Saturday, May 10, 2008

London Aware Sustainability Fair at the Barbican, London

This weekend (10 & 11 May 2008) at the Barbican you will find the London Aware Fair - Green Ideas for Everyday Living. I shall be there, manning a stand for TREC-UK, and speaking today (Saturday) on Eco-living, then giving a talk on Sunday on my ever favourite subject, Concentrating Solar Power. The guys that run it have given me a 2 for the price of one offer - just go to the UK Aware website and enter the code SP241.

Hope to see you there!

Polly

Friday, May 02, 2008

Munching Watercress with the new Chief Scientific Minister


Some time ago I had been invited to hear Professor John Beddington, the new Chief Scientific Adviser and Head of the Government Office for Science, speak and then to join him with some select guests for dinner. Of course to meet the man who has now stepped into the shoes of Sir David King - well, that was an invite I could not refuse. So off I headed last night to hear him, 4 months into the job, give his talk on Climate Change. Prof Beddington comes from Imperial College, where his area of expertise lies with his extensive research into fisheries as well as population biology, crop and human diseases. So no wedges here a la King. Instead, a fascinating trot through the issues of population growth(which currently stands at the jaw dropping 6 million per month), poverty analysis, agriculture and food security.
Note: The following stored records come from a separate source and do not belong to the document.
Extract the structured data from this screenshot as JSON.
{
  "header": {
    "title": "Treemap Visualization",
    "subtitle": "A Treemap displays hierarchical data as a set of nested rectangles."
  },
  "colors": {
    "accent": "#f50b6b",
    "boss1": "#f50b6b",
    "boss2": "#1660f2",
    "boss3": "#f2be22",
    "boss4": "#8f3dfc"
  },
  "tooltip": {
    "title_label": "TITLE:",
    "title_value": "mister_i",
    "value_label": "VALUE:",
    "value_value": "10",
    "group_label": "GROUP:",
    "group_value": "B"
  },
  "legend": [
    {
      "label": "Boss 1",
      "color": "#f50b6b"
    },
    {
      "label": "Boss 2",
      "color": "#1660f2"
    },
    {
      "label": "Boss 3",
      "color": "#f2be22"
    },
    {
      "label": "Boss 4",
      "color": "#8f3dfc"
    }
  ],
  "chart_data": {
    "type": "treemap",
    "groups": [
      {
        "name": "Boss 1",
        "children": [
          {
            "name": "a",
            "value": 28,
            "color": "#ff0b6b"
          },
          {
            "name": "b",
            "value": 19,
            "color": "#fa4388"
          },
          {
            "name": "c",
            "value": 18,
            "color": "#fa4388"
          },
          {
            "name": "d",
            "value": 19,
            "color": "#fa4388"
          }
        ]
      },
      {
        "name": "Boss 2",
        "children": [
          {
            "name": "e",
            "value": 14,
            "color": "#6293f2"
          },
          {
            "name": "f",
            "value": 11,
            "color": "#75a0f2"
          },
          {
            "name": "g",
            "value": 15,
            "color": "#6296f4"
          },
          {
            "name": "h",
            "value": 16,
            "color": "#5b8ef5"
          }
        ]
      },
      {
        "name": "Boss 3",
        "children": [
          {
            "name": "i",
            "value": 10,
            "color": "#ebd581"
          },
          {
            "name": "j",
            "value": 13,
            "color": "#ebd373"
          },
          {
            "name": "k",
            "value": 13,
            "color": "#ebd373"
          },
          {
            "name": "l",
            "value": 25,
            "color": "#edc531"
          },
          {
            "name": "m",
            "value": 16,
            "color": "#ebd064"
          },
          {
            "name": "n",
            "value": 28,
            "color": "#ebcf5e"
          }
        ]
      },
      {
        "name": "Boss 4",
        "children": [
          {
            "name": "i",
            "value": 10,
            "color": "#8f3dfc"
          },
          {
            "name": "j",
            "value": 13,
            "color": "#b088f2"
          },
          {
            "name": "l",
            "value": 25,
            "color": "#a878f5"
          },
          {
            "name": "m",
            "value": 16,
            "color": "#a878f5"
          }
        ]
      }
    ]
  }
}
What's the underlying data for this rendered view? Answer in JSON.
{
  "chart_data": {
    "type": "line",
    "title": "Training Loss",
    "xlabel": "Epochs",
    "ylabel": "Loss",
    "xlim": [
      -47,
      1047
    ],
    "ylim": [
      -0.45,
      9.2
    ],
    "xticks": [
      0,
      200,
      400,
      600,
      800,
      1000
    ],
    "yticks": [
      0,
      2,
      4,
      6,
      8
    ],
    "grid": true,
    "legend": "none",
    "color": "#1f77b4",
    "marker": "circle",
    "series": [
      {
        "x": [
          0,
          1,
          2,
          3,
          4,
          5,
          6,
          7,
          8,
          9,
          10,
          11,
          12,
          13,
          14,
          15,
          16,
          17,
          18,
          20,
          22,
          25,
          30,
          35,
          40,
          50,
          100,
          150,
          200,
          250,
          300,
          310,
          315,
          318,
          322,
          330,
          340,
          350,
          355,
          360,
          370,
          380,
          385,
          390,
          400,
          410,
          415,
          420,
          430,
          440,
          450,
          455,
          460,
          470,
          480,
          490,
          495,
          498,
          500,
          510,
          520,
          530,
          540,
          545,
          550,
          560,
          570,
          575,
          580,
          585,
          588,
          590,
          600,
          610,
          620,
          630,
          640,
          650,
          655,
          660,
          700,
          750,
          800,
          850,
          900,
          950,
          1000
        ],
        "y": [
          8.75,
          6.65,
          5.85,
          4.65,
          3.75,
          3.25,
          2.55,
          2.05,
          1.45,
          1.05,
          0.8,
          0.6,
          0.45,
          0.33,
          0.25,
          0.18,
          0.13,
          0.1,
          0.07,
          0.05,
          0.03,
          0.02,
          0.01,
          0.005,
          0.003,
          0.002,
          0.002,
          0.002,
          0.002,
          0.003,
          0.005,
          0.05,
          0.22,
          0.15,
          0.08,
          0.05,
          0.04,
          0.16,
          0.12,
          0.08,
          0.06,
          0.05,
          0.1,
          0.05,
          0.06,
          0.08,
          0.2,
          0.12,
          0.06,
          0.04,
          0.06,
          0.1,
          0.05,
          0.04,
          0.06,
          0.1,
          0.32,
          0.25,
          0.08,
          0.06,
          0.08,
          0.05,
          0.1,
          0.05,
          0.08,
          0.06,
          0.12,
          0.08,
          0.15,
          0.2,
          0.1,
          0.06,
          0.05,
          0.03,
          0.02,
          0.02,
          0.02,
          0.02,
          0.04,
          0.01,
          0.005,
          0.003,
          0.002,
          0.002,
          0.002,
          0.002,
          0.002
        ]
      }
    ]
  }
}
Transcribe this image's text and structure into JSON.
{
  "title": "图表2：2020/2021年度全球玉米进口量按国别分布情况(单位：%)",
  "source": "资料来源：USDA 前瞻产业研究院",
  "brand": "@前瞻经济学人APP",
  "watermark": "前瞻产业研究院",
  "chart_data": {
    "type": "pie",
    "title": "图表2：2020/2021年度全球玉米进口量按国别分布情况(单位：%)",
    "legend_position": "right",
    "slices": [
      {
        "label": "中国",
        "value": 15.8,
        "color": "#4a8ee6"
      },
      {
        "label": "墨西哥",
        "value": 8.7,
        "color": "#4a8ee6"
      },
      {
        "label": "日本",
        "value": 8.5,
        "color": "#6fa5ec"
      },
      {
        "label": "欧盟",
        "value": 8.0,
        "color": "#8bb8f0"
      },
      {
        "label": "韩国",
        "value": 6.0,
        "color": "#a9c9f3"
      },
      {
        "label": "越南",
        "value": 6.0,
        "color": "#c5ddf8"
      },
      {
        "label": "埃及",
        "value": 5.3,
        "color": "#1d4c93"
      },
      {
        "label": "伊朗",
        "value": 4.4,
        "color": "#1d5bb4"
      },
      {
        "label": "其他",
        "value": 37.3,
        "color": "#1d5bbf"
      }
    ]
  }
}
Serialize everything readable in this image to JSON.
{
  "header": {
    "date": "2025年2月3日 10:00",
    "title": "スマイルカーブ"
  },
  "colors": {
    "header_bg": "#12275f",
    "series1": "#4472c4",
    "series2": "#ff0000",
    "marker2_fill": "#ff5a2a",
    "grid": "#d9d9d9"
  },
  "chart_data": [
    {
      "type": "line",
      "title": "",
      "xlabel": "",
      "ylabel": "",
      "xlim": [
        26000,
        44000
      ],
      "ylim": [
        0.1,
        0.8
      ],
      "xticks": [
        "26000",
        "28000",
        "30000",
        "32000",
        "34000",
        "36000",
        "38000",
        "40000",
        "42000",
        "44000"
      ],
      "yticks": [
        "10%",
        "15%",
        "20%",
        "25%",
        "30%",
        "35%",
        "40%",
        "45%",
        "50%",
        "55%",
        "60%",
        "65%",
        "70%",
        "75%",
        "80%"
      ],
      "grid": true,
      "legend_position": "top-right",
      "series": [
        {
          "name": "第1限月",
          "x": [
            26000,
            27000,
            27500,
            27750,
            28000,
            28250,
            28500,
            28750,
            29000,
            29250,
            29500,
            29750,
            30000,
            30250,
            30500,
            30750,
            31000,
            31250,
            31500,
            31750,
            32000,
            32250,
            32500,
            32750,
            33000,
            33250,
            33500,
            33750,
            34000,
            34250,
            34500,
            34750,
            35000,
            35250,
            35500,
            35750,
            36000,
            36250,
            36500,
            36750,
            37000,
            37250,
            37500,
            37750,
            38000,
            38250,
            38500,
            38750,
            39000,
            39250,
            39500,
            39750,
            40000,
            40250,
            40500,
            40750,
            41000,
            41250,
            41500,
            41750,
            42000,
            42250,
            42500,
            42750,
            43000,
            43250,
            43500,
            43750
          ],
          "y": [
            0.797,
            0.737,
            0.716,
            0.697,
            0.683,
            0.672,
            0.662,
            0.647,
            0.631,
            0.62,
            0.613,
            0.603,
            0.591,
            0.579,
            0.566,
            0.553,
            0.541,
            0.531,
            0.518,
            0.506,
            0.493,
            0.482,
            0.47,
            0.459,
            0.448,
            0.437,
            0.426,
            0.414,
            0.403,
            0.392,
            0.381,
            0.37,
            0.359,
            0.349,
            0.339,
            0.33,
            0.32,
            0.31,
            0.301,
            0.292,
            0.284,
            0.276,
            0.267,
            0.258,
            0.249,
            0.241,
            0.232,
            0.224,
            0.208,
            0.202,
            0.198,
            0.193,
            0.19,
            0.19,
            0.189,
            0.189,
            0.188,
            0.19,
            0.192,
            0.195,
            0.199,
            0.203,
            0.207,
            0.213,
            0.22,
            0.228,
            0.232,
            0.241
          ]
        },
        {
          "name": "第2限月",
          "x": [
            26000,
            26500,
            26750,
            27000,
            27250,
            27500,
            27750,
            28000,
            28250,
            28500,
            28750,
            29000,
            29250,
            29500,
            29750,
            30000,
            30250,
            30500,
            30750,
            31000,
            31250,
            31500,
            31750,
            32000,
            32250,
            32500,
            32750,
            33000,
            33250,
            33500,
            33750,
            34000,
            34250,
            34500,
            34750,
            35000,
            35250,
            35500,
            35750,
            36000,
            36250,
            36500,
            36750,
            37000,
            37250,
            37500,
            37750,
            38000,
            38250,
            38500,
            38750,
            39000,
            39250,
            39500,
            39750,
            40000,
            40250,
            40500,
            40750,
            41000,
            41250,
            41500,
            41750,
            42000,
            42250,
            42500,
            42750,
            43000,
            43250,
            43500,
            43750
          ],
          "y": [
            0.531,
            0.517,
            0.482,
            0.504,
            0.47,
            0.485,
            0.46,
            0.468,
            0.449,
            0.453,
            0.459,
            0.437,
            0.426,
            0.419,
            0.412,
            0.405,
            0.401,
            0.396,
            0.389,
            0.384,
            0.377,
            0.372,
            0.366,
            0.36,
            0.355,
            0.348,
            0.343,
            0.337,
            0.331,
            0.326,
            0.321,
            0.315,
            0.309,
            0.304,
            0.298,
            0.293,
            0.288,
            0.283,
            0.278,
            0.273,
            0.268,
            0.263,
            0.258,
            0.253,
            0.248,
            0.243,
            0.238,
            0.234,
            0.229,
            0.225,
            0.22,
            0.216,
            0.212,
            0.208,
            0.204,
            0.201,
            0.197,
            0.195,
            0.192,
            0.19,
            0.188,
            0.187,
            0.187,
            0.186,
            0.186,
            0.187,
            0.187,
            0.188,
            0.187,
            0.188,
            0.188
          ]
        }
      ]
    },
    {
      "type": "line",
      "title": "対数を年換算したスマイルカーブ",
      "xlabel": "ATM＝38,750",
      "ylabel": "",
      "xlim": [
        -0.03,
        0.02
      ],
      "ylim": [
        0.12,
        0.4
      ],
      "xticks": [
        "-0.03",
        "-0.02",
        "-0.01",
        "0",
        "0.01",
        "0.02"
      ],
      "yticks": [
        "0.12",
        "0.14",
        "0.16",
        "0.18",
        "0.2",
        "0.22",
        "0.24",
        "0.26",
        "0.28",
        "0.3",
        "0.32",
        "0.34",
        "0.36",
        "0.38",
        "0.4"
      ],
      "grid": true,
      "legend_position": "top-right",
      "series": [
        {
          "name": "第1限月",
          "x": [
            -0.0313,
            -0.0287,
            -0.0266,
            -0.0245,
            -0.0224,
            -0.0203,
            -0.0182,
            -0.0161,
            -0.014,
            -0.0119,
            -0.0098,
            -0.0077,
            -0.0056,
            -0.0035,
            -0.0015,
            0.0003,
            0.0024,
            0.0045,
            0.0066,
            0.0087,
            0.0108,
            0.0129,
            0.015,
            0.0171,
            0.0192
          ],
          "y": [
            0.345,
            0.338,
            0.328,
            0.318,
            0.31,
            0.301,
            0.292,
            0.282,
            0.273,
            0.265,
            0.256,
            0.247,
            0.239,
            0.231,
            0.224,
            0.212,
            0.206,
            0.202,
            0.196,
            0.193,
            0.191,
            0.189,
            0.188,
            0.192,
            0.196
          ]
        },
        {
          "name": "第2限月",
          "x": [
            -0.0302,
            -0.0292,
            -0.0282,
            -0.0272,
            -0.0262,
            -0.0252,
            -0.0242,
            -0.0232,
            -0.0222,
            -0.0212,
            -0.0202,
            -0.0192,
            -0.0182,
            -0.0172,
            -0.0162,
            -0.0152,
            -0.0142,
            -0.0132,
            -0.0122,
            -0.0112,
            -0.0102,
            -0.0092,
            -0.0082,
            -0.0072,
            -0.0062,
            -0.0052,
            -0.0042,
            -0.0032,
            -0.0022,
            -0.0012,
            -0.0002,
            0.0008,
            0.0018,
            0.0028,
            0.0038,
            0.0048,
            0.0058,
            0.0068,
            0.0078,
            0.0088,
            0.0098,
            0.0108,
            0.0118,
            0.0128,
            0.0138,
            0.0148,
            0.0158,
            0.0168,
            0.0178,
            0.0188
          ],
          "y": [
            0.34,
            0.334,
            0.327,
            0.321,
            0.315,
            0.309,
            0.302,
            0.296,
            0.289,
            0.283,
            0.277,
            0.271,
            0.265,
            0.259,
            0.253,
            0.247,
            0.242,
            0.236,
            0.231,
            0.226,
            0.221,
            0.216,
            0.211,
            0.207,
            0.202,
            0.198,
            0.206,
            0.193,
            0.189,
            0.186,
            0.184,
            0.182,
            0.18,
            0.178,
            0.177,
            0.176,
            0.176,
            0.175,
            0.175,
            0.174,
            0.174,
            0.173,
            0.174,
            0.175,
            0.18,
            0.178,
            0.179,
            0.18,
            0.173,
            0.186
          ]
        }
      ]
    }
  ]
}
Some more salient facts: 1.1bn survive on less than 50p per day (10% of China, 41% Bangladeshi's - this is big time malnutrition level), 2.7 billion survive on less than £1 per day (80% in India, 92% in Nigeria). The problem with bringing more out of the poverty gap is that more money is then spent on meat and dairy, which in turn creates rapid growth in raw agricultural commodities. As one of my charming dinner guests pointed out to me, even more grain is then required to feed to the animals that are then fed to us (and they use 10 times as much water too), rather than just using the grain direct. And this at a time when grain prices as well as oil prices are escalating (for instance, bread wheat has has boomeranged from £72 to £193 per tonne in just two years. Add onto that additional delivery costs, and that loaf becomes far more expensive). Having just had an energy-giving heart-pounding cancer-preventing lip-smacking shot of watercress juice (the event was sponsored by the Vitacress Conservation Trust), that seemed to me to be a pretty strong argument to become a fully signed-up wheat-free veggie-loving watercress muncher.

Beddington is an extremely affable man getting to grips with all the recent media coverage, who admitted that 4 months into the job he would no longer use the word 'insane' where 'unwise' may be a more moderate turn of phrase for those who doubt the science of climate change. With his soft west country accent, and honesty in answering questions (two received "I do not know the answer to that", before attempting to address the issues presented as best he could), the enormous extent of the remit of his role was apparent. How does a man in his position get his head around not only all of the above, but also Energy and Infrastructure issues as well as Technology and Peak Oil, never mind the Honeybee crisis (could this be the gaia-canary in the coal mine)? It's a strange position to hold. Whilst it's one of independence, most government departments hold their own two scientific advisers who report to him, and he in turn reports to the PM then the cabinet secretary. I wish him well.